AI Integration Creates High-Risk Vulnerabilities Fixed Slower Than Average, Cobalt Report Finds
A new report from Cobalt highlights that AI and LLM features in products introduce high-risk vulnerabilities that are resolved at a significantly slower pace than other security issues.

Companies are rapidly integrating Artificial Intelligence (AI) and Large Language Model (LLM) features into their products, but this innovation is coming with a substantial security cost. A new report from Cobalt, the AI and Pentesting Pulse Report 2026, reveals that vulnerabilities stemming from these AI integrations are rated as high-risk more frequently and are fixed at a slower rate compared to conventional software flaws.

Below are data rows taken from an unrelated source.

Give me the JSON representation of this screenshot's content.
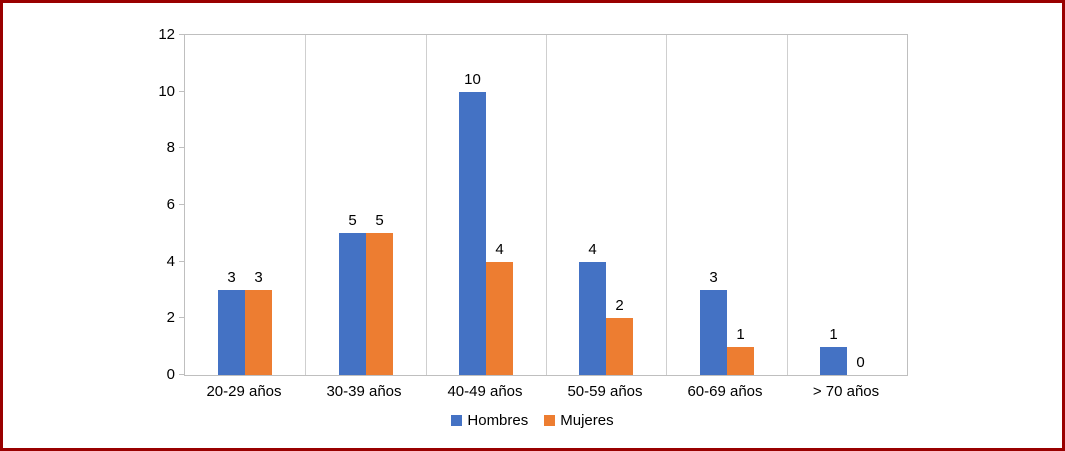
{
  "frame": {
    "border_color": "#990000",
    "background": "#ffffff"
  },
  "chart_data": {
    "type": "bar",
    "title": "",
    "xlabel": "",
    "ylabel": "",
    "categories": [
      "20-29 años",
      "30-39 años",
      "40-49 años",
      "50-59 años",
      "60-69 años",
      "> 70 años"
    ],
    "series": [
      {
        "name": "Hombres",
        "color": "#4472C4",
        "values": [
          3,
          5,
          10,
          4,
          3,
          1
        ]
      },
      {
        "name": "Mujeres",
        "color": "#ED7D31",
        "values": [
          3,
          5,
          4,
          2,
          1,
          0
        ]
      }
    ],
    "data_labels": true,
    "ylim": [
      0,
      12
    ],
    "ytick_step": 2,
    "ytick_labels": [
      "0",
      "2",
      "4",
      "6",
      "8",
      "10",
      "12"
    ],
    "grid": "vertical",
    "legend_position": "bottom",
    "gridline_color": "#cfcfcf",
    "axis_color": "#bfbfbf"
  }
}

The report, which analyzes five years of penetration testing data and surveyed 455 security leaders and practitioners, found that AI applications introduce a new layer of weaknesses on top of existing ones. A web application incorporating an LLM, for instance, remains susceptible to traditional attacks like SQL injection and cross-site scripting, while also becoming vulnerable to new threats such as prompt injection, insecure output handling, and model-level denial-of-service attacks. Consequently, the high-risk rate for AI and LLM-related penetration tests is 2.7 times higher than for other system types, a disparity that has persisted for two years, with approximately one in three AI findings earning a high-risk label, compared to about one in eight for other systems.

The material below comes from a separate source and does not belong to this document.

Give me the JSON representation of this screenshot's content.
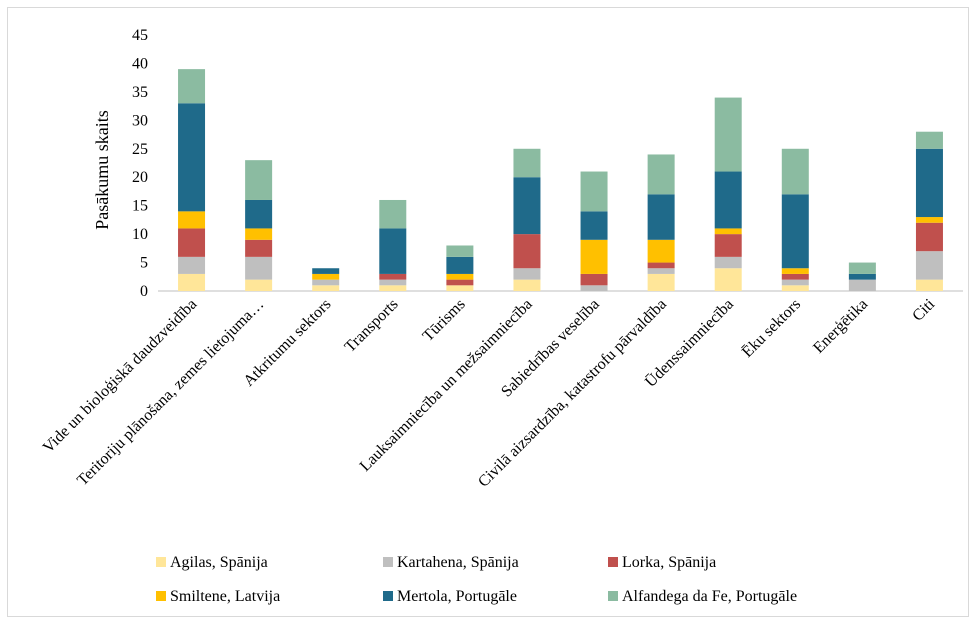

Beyond the discovery of these vulnerabilities, the challenge intensifies when it comes to remediation. AI and LLM pentests exhibit the lowest resolution rate among all asset classes tested by Cobalt, standing at just 38.4% in 2026. This means two out of every three serious findings remain open and exploitable. While this rate has nearly doubled over the past year, indicating some progress, it still lags significantly behind other categories like APIs and web applications, where most critical issues are resolved.
Several factors contribute to this slow remediation pace. A primary issue is the scarcity of professionals possessing expertise in both security and AI systems. Furthermore, when a flaw resides within the AI model itself, the fix often depends on the model vendor, introducing external dependencies. The nascent stage of most AI projects also means that security processes are still maturing, leading to longer resolution times. The median time to close an AI-related finding has nearly doubled, suggesting that teams are tackling more complex issues that require extensive investigation.
"Shadow AI," the use of unapproved AI tools by employees, has emerged as the most common cause of AI security incidents, accounting for 44% of confirmed incidents. Sensitive data is often exposed when employees use these tools without organizational oversight. Traditional asset inventory methods are ineffective against shadow AI, as it operates at the application layer and bypasses conventional network monitoring. Joe Brinkley, Director of Offensive Security Research and Community at Cobalt, emphasizes the need to monitor data, traffic, and endpoints, shifting focus from infrastructure to data behavior and telemetry to detect unauthorized AI usage.
Organizations are also re-evaluating their reliance on fully automated testing. Enthusiasm for letting automated tools handle all testing has waned, with the percentage of teams comfortable with this approach dropping from nearly a third to just 9%. This shift is driven by the observation that automated scanners frequently miss critical vulnerabilities, with 78% of teams reporting this issue. The preferred approach now involves a hybrid model, where automation handles routine checks on lower-risk systems, and human experts focus on critical assets.
Discrepancies in perception between security leaders and practitioners regarding remediation deadlines are also notable. While a majority of leaders report meeting their Service Level Agreements (SLAs), only about one in seven practitioners agrees. This gap often stems from differing metrics; leadership dashboards may show compliance scores, while engineers manage backlogs of alerts. Organizations that have successfully bridged this gap focus on reachability and exploit validation, filtering out theoretical risks and integrating validated findings directly into developer workflows, leading to a 4.5 times higher likelihood of meeting SLAs.
The findings underscore a growing security debt associated with the rapid adoption of AI. As AI capabilities become more integrated into software products, addressing the unique and persistent vulnerabilities they introduce will be crucial for maintaining robust cybersecurity postures.